Difference between cryptocurrency market capitalization and circulating supply

The crypto market has proliferated over the past decade, spurring increased interest in metrics that measure the market’s performance. Market capitalization and circulating supply are two important metrics; this article will explain their differences.

What is Market Capitalization?

It is the total value of a digital token. It is the most crucial metric for evaluating a cryptocurrency’s performance and market sentiment. It is a digital token’s total tradeable value at a specific time.

You can calculate market capitalization by multiplying a token’s price by the total number of tokens in circulation. For example,  if a token costs $1, and there are 500 units in circulation, the market cap is $1×500 = $500.

What Is Circulating Supply?

It is the number of tokens actively available to trade and in the hands of the public. These are the coins that have already been distributed to investors and are not locked up in the project’s treasury or withheld by the founding team.

The circulating supply is usually less than the total supply. The latter is the number of possible tokens available to investors. Some tokens have fixed total supplies, while others do not.
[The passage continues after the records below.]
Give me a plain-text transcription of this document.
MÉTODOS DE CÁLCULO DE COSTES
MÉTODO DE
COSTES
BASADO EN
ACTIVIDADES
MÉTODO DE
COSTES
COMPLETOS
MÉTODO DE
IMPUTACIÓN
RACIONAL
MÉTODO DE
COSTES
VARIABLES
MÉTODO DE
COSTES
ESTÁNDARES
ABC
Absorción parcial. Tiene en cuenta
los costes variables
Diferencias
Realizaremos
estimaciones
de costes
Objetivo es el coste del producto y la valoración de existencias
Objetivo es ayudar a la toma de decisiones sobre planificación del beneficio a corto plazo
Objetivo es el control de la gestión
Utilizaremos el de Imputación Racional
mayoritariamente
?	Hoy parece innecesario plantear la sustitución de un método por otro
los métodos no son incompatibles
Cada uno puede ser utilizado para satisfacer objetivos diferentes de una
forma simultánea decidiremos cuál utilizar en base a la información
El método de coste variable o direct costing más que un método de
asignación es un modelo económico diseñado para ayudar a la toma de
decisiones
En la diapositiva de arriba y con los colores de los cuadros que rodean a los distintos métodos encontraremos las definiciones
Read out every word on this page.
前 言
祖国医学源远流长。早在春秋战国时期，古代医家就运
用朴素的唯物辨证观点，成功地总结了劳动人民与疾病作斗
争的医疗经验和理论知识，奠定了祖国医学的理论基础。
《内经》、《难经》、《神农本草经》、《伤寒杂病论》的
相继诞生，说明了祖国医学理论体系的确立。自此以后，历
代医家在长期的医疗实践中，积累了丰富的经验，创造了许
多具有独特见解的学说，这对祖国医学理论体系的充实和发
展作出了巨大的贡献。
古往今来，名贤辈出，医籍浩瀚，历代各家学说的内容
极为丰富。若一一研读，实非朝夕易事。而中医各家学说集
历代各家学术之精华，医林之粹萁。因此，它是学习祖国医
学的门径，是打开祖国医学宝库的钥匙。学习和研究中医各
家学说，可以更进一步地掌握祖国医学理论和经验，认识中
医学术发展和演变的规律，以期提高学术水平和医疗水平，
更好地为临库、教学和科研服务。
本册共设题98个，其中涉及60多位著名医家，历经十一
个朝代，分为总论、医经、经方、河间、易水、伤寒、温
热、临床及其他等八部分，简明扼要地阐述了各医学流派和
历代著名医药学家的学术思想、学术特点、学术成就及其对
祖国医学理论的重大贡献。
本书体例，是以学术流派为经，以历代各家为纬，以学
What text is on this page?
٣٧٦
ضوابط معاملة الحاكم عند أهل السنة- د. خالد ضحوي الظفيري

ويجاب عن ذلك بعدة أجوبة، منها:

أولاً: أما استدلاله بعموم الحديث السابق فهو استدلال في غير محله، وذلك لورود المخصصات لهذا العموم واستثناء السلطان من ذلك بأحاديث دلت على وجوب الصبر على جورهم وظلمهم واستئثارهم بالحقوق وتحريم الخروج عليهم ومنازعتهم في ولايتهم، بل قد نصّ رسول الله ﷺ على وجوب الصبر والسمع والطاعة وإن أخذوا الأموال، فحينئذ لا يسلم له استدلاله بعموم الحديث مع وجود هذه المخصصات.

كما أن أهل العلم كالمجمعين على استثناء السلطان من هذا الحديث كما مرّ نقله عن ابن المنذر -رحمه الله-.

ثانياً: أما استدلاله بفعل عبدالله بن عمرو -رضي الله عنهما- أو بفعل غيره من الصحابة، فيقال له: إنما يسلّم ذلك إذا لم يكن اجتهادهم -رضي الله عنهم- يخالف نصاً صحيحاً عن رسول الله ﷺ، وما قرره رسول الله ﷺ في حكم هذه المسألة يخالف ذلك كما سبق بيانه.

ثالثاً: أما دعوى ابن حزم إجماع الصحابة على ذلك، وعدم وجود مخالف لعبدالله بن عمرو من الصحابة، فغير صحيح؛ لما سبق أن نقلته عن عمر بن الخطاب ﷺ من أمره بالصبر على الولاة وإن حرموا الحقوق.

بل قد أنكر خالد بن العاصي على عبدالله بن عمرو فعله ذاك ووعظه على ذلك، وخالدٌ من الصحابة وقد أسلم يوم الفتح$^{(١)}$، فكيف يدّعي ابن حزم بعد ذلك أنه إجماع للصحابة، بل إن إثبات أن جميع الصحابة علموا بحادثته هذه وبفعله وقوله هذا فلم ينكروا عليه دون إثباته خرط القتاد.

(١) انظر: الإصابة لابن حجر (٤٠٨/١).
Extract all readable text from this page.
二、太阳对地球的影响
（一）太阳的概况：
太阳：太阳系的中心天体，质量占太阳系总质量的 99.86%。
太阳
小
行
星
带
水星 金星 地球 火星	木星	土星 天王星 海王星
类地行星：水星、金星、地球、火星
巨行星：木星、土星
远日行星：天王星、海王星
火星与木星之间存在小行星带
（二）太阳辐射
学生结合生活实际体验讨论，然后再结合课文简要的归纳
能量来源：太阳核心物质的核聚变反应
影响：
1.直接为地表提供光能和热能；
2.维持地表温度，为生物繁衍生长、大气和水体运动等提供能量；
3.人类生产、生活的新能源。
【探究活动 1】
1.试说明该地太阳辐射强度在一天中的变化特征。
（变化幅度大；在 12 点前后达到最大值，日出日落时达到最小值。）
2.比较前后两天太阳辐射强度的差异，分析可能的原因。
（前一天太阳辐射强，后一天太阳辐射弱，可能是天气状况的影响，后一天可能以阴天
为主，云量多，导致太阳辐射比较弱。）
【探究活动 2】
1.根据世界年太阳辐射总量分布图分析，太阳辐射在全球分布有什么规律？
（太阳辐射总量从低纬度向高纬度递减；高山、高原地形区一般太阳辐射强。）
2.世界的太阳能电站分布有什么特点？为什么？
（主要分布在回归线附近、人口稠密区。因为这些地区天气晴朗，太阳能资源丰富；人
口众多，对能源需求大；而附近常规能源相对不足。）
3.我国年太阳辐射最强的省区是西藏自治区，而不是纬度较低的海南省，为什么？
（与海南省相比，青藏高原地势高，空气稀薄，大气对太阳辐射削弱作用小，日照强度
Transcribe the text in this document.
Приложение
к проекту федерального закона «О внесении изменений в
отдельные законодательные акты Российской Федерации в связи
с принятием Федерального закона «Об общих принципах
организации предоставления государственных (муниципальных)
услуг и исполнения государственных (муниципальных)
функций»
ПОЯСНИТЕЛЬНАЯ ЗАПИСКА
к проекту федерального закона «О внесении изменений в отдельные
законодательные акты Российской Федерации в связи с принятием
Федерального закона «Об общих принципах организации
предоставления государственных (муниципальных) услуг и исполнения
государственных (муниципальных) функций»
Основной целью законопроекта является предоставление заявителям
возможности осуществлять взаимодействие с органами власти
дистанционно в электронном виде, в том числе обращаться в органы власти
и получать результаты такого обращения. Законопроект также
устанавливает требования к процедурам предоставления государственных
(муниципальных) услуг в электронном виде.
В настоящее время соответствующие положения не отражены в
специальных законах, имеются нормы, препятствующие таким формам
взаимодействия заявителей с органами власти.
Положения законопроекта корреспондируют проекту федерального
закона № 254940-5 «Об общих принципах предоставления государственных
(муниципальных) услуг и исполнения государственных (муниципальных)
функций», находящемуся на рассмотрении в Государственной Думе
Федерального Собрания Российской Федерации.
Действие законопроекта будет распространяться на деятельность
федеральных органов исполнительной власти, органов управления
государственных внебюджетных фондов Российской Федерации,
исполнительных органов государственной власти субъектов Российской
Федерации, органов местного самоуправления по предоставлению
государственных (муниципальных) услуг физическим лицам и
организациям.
For example, Bitcoin (BTC) supply is capped at 21 million units, but Ethereum (ETH) has no maximum supply.

The Relation Between Market Cap and Circulating Supply

These two metrics are closely related. The market cap is determined by a token’s price multiplied by its circulating supply. The circulating supply is defined by a token’s initial creator or founding team, while the global markets decide the price and market cap.

The price and value of crypto assets closely follow the law of supply and demand. The price will increase if there is little circulating supply to fulfill the demand for a token. If the supply exceeds demand, the price falls. 

Many token developers actively manage the circulating supply to maintain prices. For example, Binance, the popular crypto exchange, burns some BNB tokens at specific intervals to maintain the price.

Why Do Market Cap and Circulating Supply Matter?

These are the primary metrics that investors and traders use to evaluate a token. They give a good indication of how the general public feels about a token. 

Investors compare the circulating supply and market cap crypto to help decide where to invest. For example, if two projects have similar market value, but one has a larger circulating supply, it signals that the larger one is less valuable. The other, with a lower circulating supply, is more valuable because maintains a high price with little circulation.

Tokens With the Highest Market Capitalization

The coins with the highest market value include

  • Bitcoin (BTC): The world’s first mainstream cryptocurrency, released in 2009. It was created by a pseudonymous person named Satoshi Nakamoto. It remains the most popular cryptocurrency globally.
  • Ether (ETH): The native token of the Ethereum blockchain, released by a team of developers in 2015.
  • Tether (USDT): The world’s most popular stablecoin. Stablecoins are tokens pegged to the value of another asset, in this case, the U.S. Dollar.
  • BNB: The native coin of Binance, the world’s most popular cryptocurrency exchange.
  • XRP: The native token of the Ripple blockchain.
  • USDC: Another stablecoin pegged to the U.S. Dollar.
  • Dogecoin: A ‘memecoin’ released as a joke in 2013.
  • ADA: The native coin of the Cardano blockchain.
  • SOL: The native token of the Solana blockchain.
  • TRX: The native coin of the Tron blockchain.


We have explained the core differences between market capitalization and circulating supply. Investors must understand these differences to evaluate market sentiment and make sound investment decisions.